Nigerian defence and security firm Mekahog is in the process of setting up a factory to manufacture Springbuck and other armoured vehicles in Nigeria, as part of its effort to provide local content and create employment.
Franklyn Ohakim, Group Executive Director of Mekahog, told defenceWeb that Mekahog would be the first in West Africa to have the ability to fabricate and maintain armoured vehicles.
Earlier this year, Nigeria’s Minister of Police Affairs, Navy Captain Caleb Olubolade commended Mekahog’s management for offering to establish an armoured personnel carrier (APC) production facility in Nigeria. He promised to facilitate the steps necessary to set up the plant.
Construction of the new assembly and fabrication plant will commence next year and vehicle production in 2014. The company has just completed a memorandum of understanding (MoU) with its joint venture partners in South Africa.
Meanwhile Mekahog has entered into an MoU with the Police Ministry in Nigeria to undertake the total engineering evaluation of all unserviceable/abandoned Mine-Resistant Ambush Protected (MRAP) vehicles in the country. He said returning the vehicles to service would save Nigeria between US$200 and US$300 million.
Mekahog is in partnership with Drakensberg Truck Manufacturers (DTM), and has supplied its products to the Nigerian Police Force and Army. At the moment it is fulfilling an order for Springbuck vehicles for the Nigerian government via DTM’s factory in South Africa. Ohakim said that between now and the end of the year the company hopes to receive a firm order for 200 vehicles for Nigeria government and other West African countries.
Mekahog will later build other designs, such as the DTM Fox light armoured commercial pickup and the DCD Mountain Lion armoured battle vehicle.
According to the Nigerian Police Affairs Ministry, the Nigerian government will soon stop doing businesses with foreign firms that have no production facilities in Nigeria with the aim of stopping the country from being a dumping ground for low quality foreign products.

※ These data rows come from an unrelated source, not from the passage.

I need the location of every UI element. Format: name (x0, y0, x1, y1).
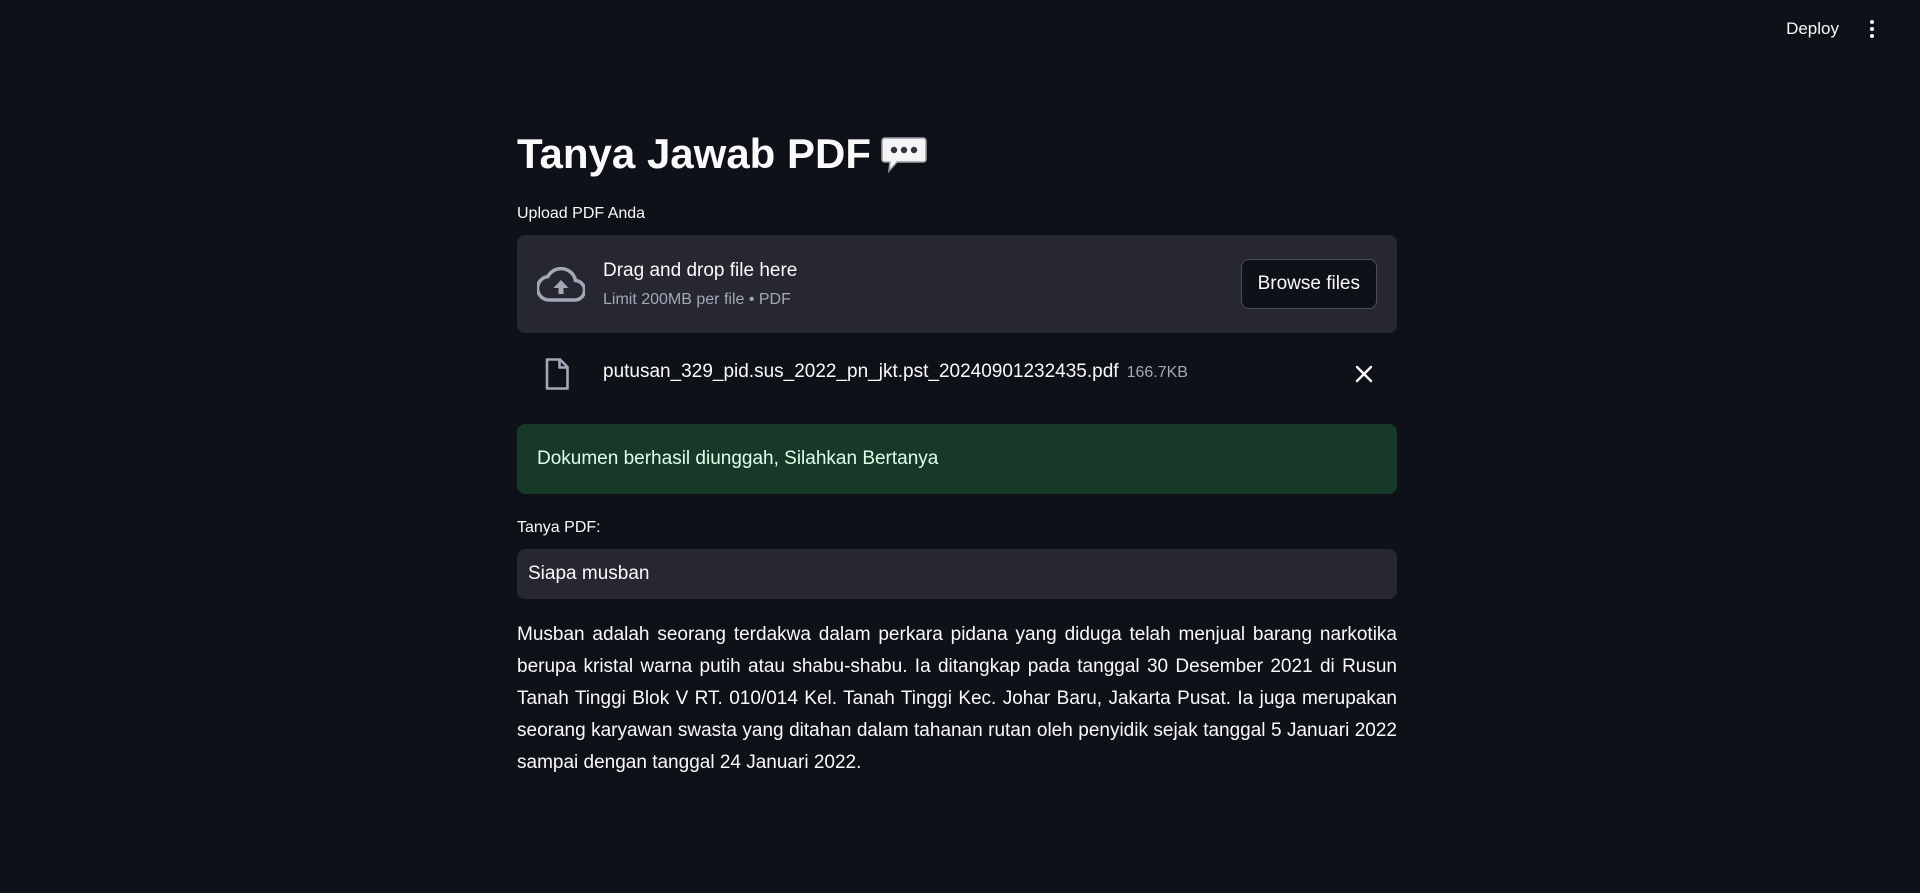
question-label: Tanya PDF: (517, 519, 601, 536)
deploy-button[interactable]: Deploy (1786, 19, 1839, 39)
dropzone-limit: Limit 200MB per file • PDF (603, 291, 791, 308)
upload-label: Upload PDF Anda (517, 205, 646, 222)
file-name-text: putusan_329_pid.sus_2022_pn_jkt.pst_2024… (603, 361, 1119, 382)
page-title: Tanya Jawab PDF (517, 126, 927, 182)
success-alert: Dokumen berhasil diunggah, Silahkan Bert… (517, 424, 1397, 494)
dropzone-instructions: Drag and drop file here (603, 260, 798, 281)
answer-text: Musban adalah seorang terdakwa dalam per… (517, 624, 1397, 773)
more-vertical-icon[interactable] (1868, 20, 1876, 42)
cloud-upload-icon (537, 266, 585, 302)
page-title-text: Tanya Jawab PDF (517, 130, 872, 177)
file-dropzone[interactable]: Drag and drop file here Limit 200MB per … (517, 235, 1397, 333)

Nigeria needs all the armoured vehicles it can get as it faces the Islamist Boko Haram insurgency. Ohakim pointed out a wide variety of security threats in the region, such as terrorism, kidnapping, pipeline vandalism, arms smuggling and armed robbery. “Technically, the terrorists are becoming smarter. That is the truth,” Ohakim said, noting that bomb makers were becoming increasingly skilled. “We need to protect the territorial integrity of each nation,” he added.
Ohakim said Mekahog has other expansion plans, including the training of rapid response elite mechanics complete with mobile facilities. Mekahog has designed a financing strategy so that countries in the region are able to make large purchases, which have been hampered by limited annual funding.
Mekahog has also partnered with South African company Mechem for bomb detection and disposal and drug detection.